The idea of creating an R user work group is a great idea (in my view). It would not be about any specific package, but about the universe of them. E.g., OhdsiRTools could be further developed. In my view, having more R coders involved with development might be good…

schuemie · February 19, 2020, 5:39am

There is no formal R developer group (as @Adam_Black asked), and there is also no R user group (as @Vojtech_Huser suggested). In our current organization of open source software development there is a lead for each R package. Mechanisms for others to contribute are the usual: creating issues, creating pull requests, etc., and of course participating in forum discussions such as these.

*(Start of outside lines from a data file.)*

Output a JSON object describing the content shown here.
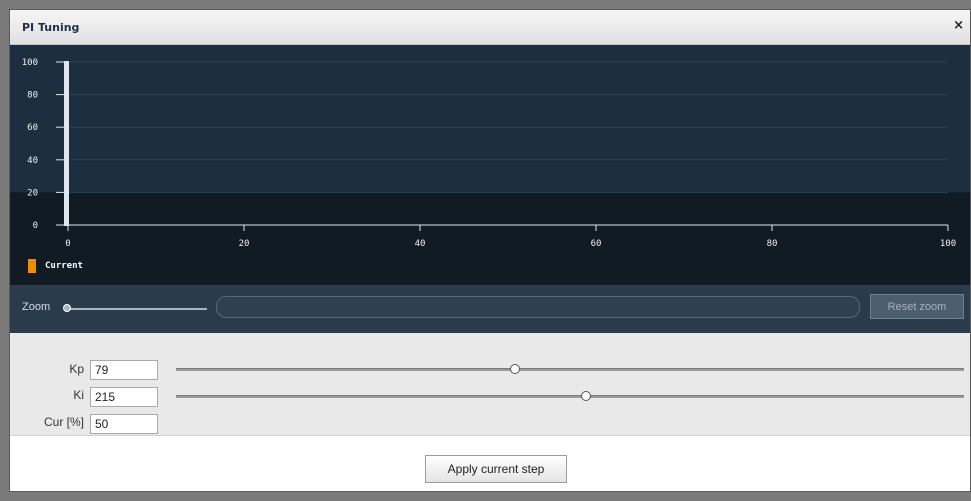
{
  "dialog": {
    "title": "PI Tuning",
    "close_icon": "close-icon",
    "close_glyph": "×"
  },
  "chart_data": {
    "type": "line",
    "title": "",
    "xlabel": "",
    "ylabel": "",
    "xlim": [
      0,
      100
    ],
    "ylim": [
      0,
      100
    ],
    "x_ticks": [
      0,
      20,
      40,
      60,
      80,
      100
    ],
    "y_ticks": [
      0,
      20,
      40,
      60,
      80,
      100
    ],
    "grid": true,
    "series": [
      {
        "name": "Current",
        "color": "#f08c00",
        "x": [],
        "y": []
      }
    ],
    "legend_position": "bottom-left"
  },
  "zoom": {
    "label": "Zoom",
    "value": 0,
    "reset_label": "Reset zoom"
  },
  "params": [
    {
      "label": "Kp",
      "value": "79",
      "slider": 0.43
    },
    {
      "label": "Ki",
      "value": "215",
      "slider": 0.52
    },
    {
      "label": "Cur [%]",
      "value": "50",
      "slider": null
    }
  ],
  "apply_label": "Apply current step",
  "colors": {
    "chart_background": "#101b24",
    "plot_band": "#1c2e40",
    "series": "#f08c00"
  }
}
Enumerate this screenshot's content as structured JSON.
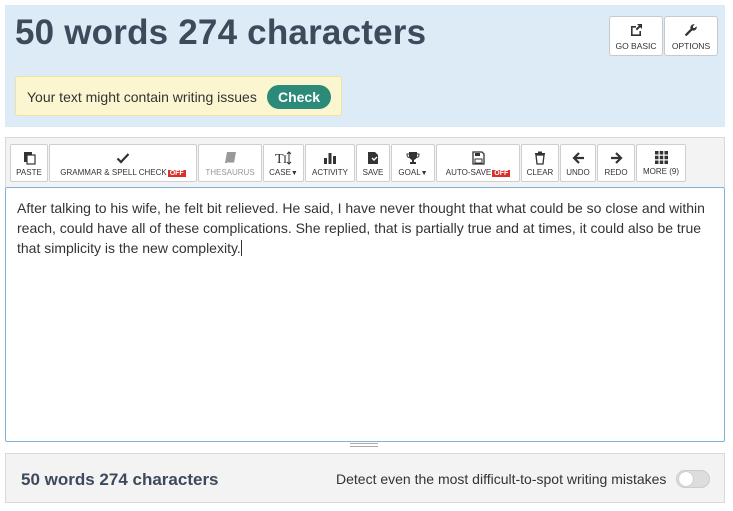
{
  "header": {
    "title": "50 words 274 characters",
    "go_basic_label": "GO BASIC",
    "options_label": "OPTIONS",
    "issues_text": "Your text might contain writing issues",
    "check_label": "Check"
  },
  "toolbar": {
    "paste": "PASTE",
    "grammar": "GRAMMAR & SPELL CHECK",
    "grammar_state": "OFF",
    "thesaurus": "THESAURUS",
    "case": "CASE",
    "activity": "ACTIVITY",
    "save": "SAVE",
    "goal": "GOAL",
    "autosave": "AUTO-SAVE",
    "autosave_state": "OFF",
    "clear": "CLEAR",
    "undo": "UNDO",
    "redo": "REDO",
    "more": "MORE (9)"
  },
  "editor": {
    "text": "After talking to his wife, he felt bit relieved. He said, I have never thought that what could be so close and within reach, could have all of these complications. She replied, that is partially true and at times, it could also be true that simplicity is the new complexity."
  },
  "footer": {
    "count": "50 words 274 characters",
    "detect_text": "Detect even the most difficult-to-spot writing mistakes",
    "toggle_on": false
  },
  "colors": {
    "header_bg": "#dcebf5",
    "check_button": "#2b8a78",
    "off_badge": "#d9302c",
    "title_text": "#3d4a5b"
  }
}
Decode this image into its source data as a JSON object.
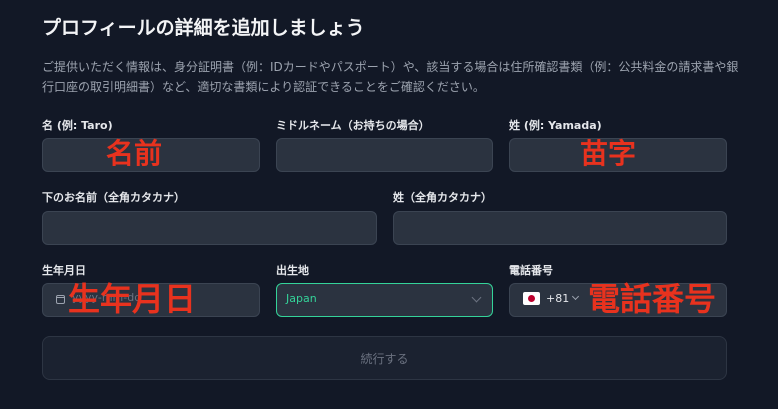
{
  "page": {
    "title": "プロフィールの詳細を追加しましょう",
    "description": "ご提供いただく情報は、身分証明書（例：IDカードやパスポート）や、該当する場合は住所確認書類（例：公共料金の請求書や銀行口座の取引明細書）など、適切な書類により認証できることをご確認ください。"
  },
  "form": {
    "first_name": {
      "label": "名 (例: Taro)",
      "value": ""
    },
    "middle_name": {
      "label": "ミドルネーム（お持ちの場合）",
      "value": ""
    },
    "last_name": {
      "label": "姓 (例: Yamada)",
      "value": ""
    },
    "first_name_kana": {
      "label": "下のお名前（全角カタカナ）",
      "value": ""
    },
    "last_name_kana": {
      "label": "姓（全角カタカナ）",
      "value": ""
    },
    "birthdate": {
      "label": "生年月日",
      "placeholder": "yyyy-mm-dd",
      "icon": "calendar-icon"
    },
    "birthplace": {
      "label": "出生地",
      "selected": "Japan",
      "icon": "chevron-down-icon"
    },
    "phone": {
      "label": "電話番号",
      "dial_code": "+81",
      "flag": "japan-flag-icon"
    },
    "submit_label": "続行する"
  },
  "annotations": {
    "first_name": "名前",
    "last_name": "苗字",
    "birthdate": "生年月日",
    "phone": "電話番号"
  },
  "colors": {
    "background": "#121826",
    "input": "#2b3340",
    "accent": "#34d399",
    "annotation": "#e8321e"
  }
}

I prefer to keep it ‘simple’, with a single backend. If we have something that works as ff was intended to work, it would work for everyone. If we have to write our code considering all the different implementations we would be supporting, we just made our life a lot more difficult.

Mark · February 19, 2020, 2:21pm

I like this idea. I have over a decade of enterprise experience in Java/C++/C#/Python, but I know just enough about R to shoot myself in the foot. I would love to lurk in said user group to learn the design principles of the tools.

Adam_Black · February 21, 2020, 1:33pm

This makes sense. Sounds like RSQLite might be the way to go then.

I would like to contribute but would need to start with something small. I still have a ways to go to understand the OHDSI R ecosystem. I also just have some basic questions like the one I posted here. Is it possible to use odbc instead of jdbc with the OHDSI tools?

schuemie · March 17, 2020, 11:44am

I just tried to release a new version of DatabaseConnector to CRAN, and it was refused because it depends on an orphaned package (bit).

So I guess we’ll have to speed this up.

SCYou · March 17, 2020, 12:35pm

Since FeatureExtraction package is the one of the most fundamental packages in OHDSI, if we need to revise, we should do ASAP, even though we’re distracted for the COVID-19 now.

schuemie · March 17, 2020, 1:16pm

Well, we can work without CRAN, it is just annoying.